15 Die Revisionsauffassung, wonach das Adelszeichen "von" aufgrund der Weimarer Reichsverfassung Bestandteil des bürgerlichen Namens (des Erstrevisionswerbers) geworden sei, steht mit dieser Rechtsprechung nicht im Einklang. Mit dem Erwerb der österreichischen Staatsbürgerschaft erlangte für den Erstrevisionswerber das im Adelsaufhebungsgesetz und der dazu ergangenen Vollzugsanweisung festgelegte Verbot, das Adelszeichen "von" im Namen zu führen, unmittelbar Geltung. Sein Familienname lautete daher nach österreichischem Recht ab diesem Zeitpunkt "H", eine Weitergabe des Adelszeichens "von" an die Zweitrevisionswerberin (infolge Verehelichung) durch die einschlägigen zivilrechtlichen Bestimmungen konnte nicht erfolgen (vgl. zu all dem ebenfalls VwGH 15.3.2016, Ra 2014/01/0045).

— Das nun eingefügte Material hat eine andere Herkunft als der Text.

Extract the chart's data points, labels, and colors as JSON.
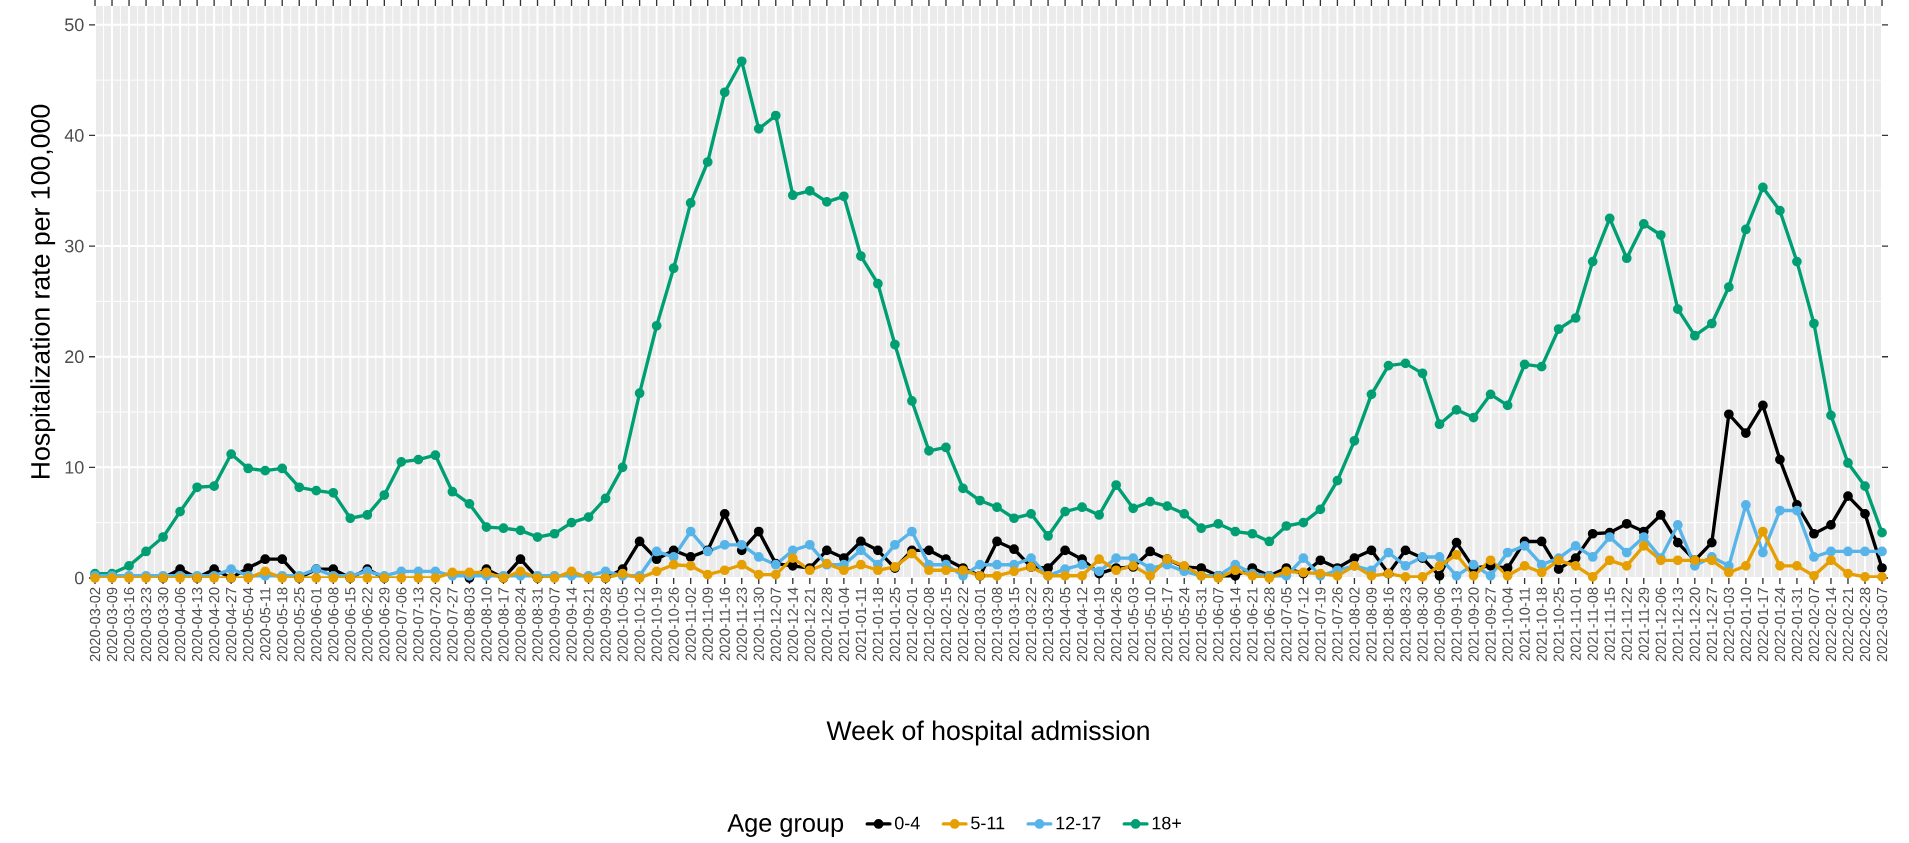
{
  "chart_data": {
    "type": "line",
    "xlabel": "Week of hospital admission",
    "ylabel": "Hospitalization rate per 100,000",
    "legend_title": "Age group",
    "categories": [
      "2020-03-02",
      "2020-03-09",
      "2020-03-16",
      "2020-03-23",
      "2020-03-30",
      "2020-04-06",
      "2020-04-13",
      "2020-04-20",
      "2020-04-27",
      "2020-05-04",
      "2020-05-11",
      "2020-05-18",
      "2020-05-25",
      "2020-06-01",
      "2020-06-08",
      "2020-06-15",
      "2020-06-22",
      "2020-06-29",
      "2020-07-06",
      "2020-07-13",
      "2020-07-20",
      "2020-07-27",
      "2020-08-03",
      "2020-08-10",
      "2020-08-17",
      "2020-08-24",
      "2020-08-31",
      "2020-09-07",
      "2020-09-14",
      "2020-09-21",
      "2020-09-28",
      "2020-10-05",
      "2020-10-12",
      "2020-10-19",
      "2020-10-26",
      "2020-11-02",
      "2020-11-09",
      "2020-11-16",
      "2020-11-23",
      "2020-11-30",
      "2020-12-07",
      "2020-12-14",
      "2020-12-21",
      "2020-12-28",
      "2021-01-04",
      "2021-01-11",
      "2021-01-18",
      "2021-01-25",
      "2021-02-01",
      "2021-02-08",
      "2021-02-15",
      "2021-02-22",
      "2021-03-01",
      "2021-03-08",
      "2021-03-15",
      "2021-03-22",
      "2021-03-29",
      "2021-04-05",
      "2021-04-12",
      "2021-04-19",
      "2021-04-26",
      "2021-05-03",
      "2021-05-10",
      "2021-05-17",
      "2021-05-24",
      "2021-05-31",
      "2021-06-07",
      "2021-06-14",
      "2021-06-21",
      "2021-06-28",
      "2021-07-05",
      "2021-07-12",
      "2021-07-19",
      "2021-07-26",
      "2021-08-02",
      "2021-08-09",
      "2021-08-16",
      "2021-08-23",
      "2021-08-30",
      "2021-09-06",
      "2021-09-13",
      "2021-09-20",
      "2021-09-27",
      "2021-10-04",
      "2021-10-11",
      "2021-10-18",
      "2021-10-25",
      "2021-11-01",
      "2021-11-08",
      "2021-11-15",
      "2021-11-22",
      "2021-11-29",
      "2021-12-06",
      "2021-12-13",
      "2021-12-20",
      "2021-12-27",
      "2022-01-03",
      "2022-01-10",
      "2022-01-17",
      "2022-01-24",
      "2022-01-31",
      "2022-02-07",
      "2022-02-14",
      "2022-02-21",
      "2022-02-28",
      "2022-03-07"
    ],
    "series": [
      {
        "name": "0-4",
        "color": "#000000",
        "values": [
          null,
          null,
          null,
          null,
          0,
          0.8,
          0,
          0.8,
          0,
          0.9,
          1.7,
          1.7,
          0,
          0.8,
          0.8,
          0,
          0.8,
          0,
          null,
          null,
          null,
          null,
          0,
          0.8,
          0,
          1.7,
          0,
          null,
          null,
          null,
          0,
          0.8,
          3.3,
          1.7,
          2.5,
          1.9,
          2.5,
          5.8,
          2.5,
          4.2,
          1.3,
          1.1,
          0.9,
          2.5,
          1.8,
          3.3,
          2.5,
          0.9,
          2.5,
          2.5,
          1.7,
          0.9,
          0.2,
          3.3,
          2.6,
          1.0,
          0.9,
          2.5,
          1.7,
          0.4,
          0.9,
          1.0,
          2.4,
          1.7,
          1.0,
          0.9,
          0.2,
          0.2,
          0.9,
          0.2,
          0.9,
          0.4,
          1.6,
          0.9,
          1.8,
          2.5,
          0.4,
          2.5,
          1.8,
          0.2,
          3.2,
          0.9,
          1.1,
          0.9,
          3.3,
          3.3,
          0.8,
          1.8,
          4.0,
          4.1,
          4.9,
          4.2,
          5.7,
          3.2,
          1.6,
          3.2,
          14.8,
          13.1,
          15.6,
          10.7,
          6.6,
          4.0,
          4.8,
          7.4,
          5.8,
          0.9
        ]
      },
      {
        "name": "5-11",
        "color": "#E69F00",
        "values": [
          0,
          0,
          0,
          0,
          0,
          0,
          0,
          0,
          0,
          0,
          0.6,
          0,
          0,
          0,
          0,
          0,
          0,
          0,
          0,
          0,
          0,
          0.5,
          0.5,
          0.5,
          0,
          0.6,
          0,
          0,
          0.6,
          0,
          0,
          0.4,
          0,
          0.6,
          1.2,
          1.1,
          0.3,
          0.7,
          1.2,
          0.3,
          0.3,
          1.8,
          0.7,
          1.3,
          0.7,
          1.2,
          0.7,
          1.0,
          2.2,
          0.7,
          0.7,
          0.7,
          0.2,
          0.2,
          0.6,
          1.0,
          0.2,
          0.2,
          0.2,
          1.7,
          0.7,
          1.1,
          0.2,
          1.7,
          1.1,
          0.2,
          0,
          0.7,
          0.2,
          0,
          0.6,
          0.5,
          0.4,
          0.2,
          1.1,
          0.2,
          0.4,
          0.1,
          0.1,
          1.1,
          2.1,
          0.2,
          1.6,
          0.2,
          1.1,
          0.5,
          1.6,
          1.1,
          0.1,
          1.6,
          1.1,
          2.9,
          1.6,
          1.6,
          1.6,
          1.6,
          0.5,
          1.1,
          4.2,
          1.1,
          1.1,
          0.2,
          1.6,
          0.4,
          0.1,
          0.1
        ]
      },
      {
        "name": "12-17",
        "color": "#56B4E9",
        "values": [
          0.2,
          0.2,
          0.2,
          0.2,
          0.2,
          0.2,
          0.2,
          0.2,
          0.8,
          0.2,
          0.2,
          0.2,
          0.2,
          0.8,
          0.2,
          0.2,
          0.6,
          0.2,
          0.6,
          0.6,
          0.6,
          0.2,
          0.2,
          0.2,
          0.2,
          0.2,
          0.2,
          0.2,
          0.2,
          0.2,
          0.6,
          0.2,
          0.2,
          2.4,
          1.9,
          4.2,
          2.4,
          3.0,
          3.0,
          1.9,
          1.2,
          2.5,
          3.0,
          1.2,
          1.2,
          2.5,
          1.2,
          3.0,
          4.2,
          1.2,
          1.2,
          0.2,
          1.2,
          1.2,
          1.2,
          1.8,
          0.2,
          0.8,
          1.2,
          0.6,
          1.8,
          1.8,
          0.9,
          1.2,
          0.6,
          0.2,
          0.2,
          1.2,
          0.4,
          0.2,
          0.2,
          1.8,
          0.2,
          0.7,
          1.1,
          0.7,
          2.3,
          1.1,
          1.9,
          1.9,
          0.2,
          1.2,
          0.2,
          2.3,
          2.9,
          1.2,
          1.8,
          2.9,
          1.9,
          3.7,
          2.3,
          3.7,
          1.8,
          4.8,
          1.1,
          1.9,
          1.1,
          6.6,
          2.3,
          6.1,
          6.1,
          1.9,
          2.4,
          2.4,
          2.4,
          2.4
        ]
      },
      {
        "name": "18+",
        "color": "#009E73",
        "values": [
          0.4,
          0.4,
          1.1,
          2.4,
          3.7,
          6.0,
          8.2,
          8.3,
          11.2,
          9.9,
          9.7,
          9.9,
          8.2,
          7.9,
          7.7,
          5.4,
          5.7,
          7.5,
          10.5,
          10.7,
          11.1,
          7.8,
          6.7,
          4.6,
          4.5,
          4.3,
          3.7,
          4.0,
          5.0,
          5.5,
          7.2,
          10.0,
          16.7,
          22.8,
          28.0,
          33.9,
          37.6,
          43.9,
          46.7,
          40.6,
          41.8,
          34.6,
          35.0,
          34.0,
          34.5,
          29.1,
          26.6,
          21.1,
          16.0,
          11.5,
          11.8,
          8.1,
          7.0,
          6.4,
          5.4,
          5.8,
          3.8,
          6.0,
          6.4,
          5.7,
          8.4,
          6.3,
          6.9,
          6.5,
          5.8,
          4.5,
          4.9,
          4.2,
          4.0,
          3.3,
          4.7,
          5.0,
          6.2,
          8.8,
          12.4,
          16.6,
          19.2,
          19.4,
          18.5,
          13.9,
          15.2,
          14.5,
          16.6,
          15.6,
          19.3,
          19.1,
          22.5,
          23.5,
          28.6,
          32.5,
          28.9,
          32.0,
          31.0,
          24.3,
          21.9,
          23.0,
          26.3,
          31.5,
          35.3,
          33.2,
          28.6,
          23.0,
          14.7,
          10.4,
          8.3,
          4.1
        ]
      }
    ],
    "ylim": [
      0,
      51.7
    ],
    "yticks": [
      0,
      10,
      20,
      30,
      40,
      50
    ],
    "grid": true,
    "legend": "bottom",
    "marker": "circle",
    "line_style": "solid"
  }
}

16 Die auf der Grundlage des § 42 Abs. 1 PStG 2013 vorgenommene Berichtigung der Eintragung im Zentralen Personenstandsregister begegnet keinen Bedenken.

17 Die in den Revisionen erwähnte Bestimmung des § 74 PStG 2013 vermag daran schon deshalb nichts zu ändern, weil diese Bestimmung auf die dort genannten Rechte und Pflichten zum Gebrauch eines Namens abstellt, das Adelszeichen "von" aber - wie erwähnt - nicht Bestandteil des (bürgerlichen) Namens österreichischer Staatsbürger ist.

18 In den Revisionen werden sohin keine Rechtsfragen aufgeworfen, denen im Sinne des Art. 133 Abs. 4 B-VG grundsätzliche Bedeutung zukäme. Die Revisionen waren daher zurückzuweisen.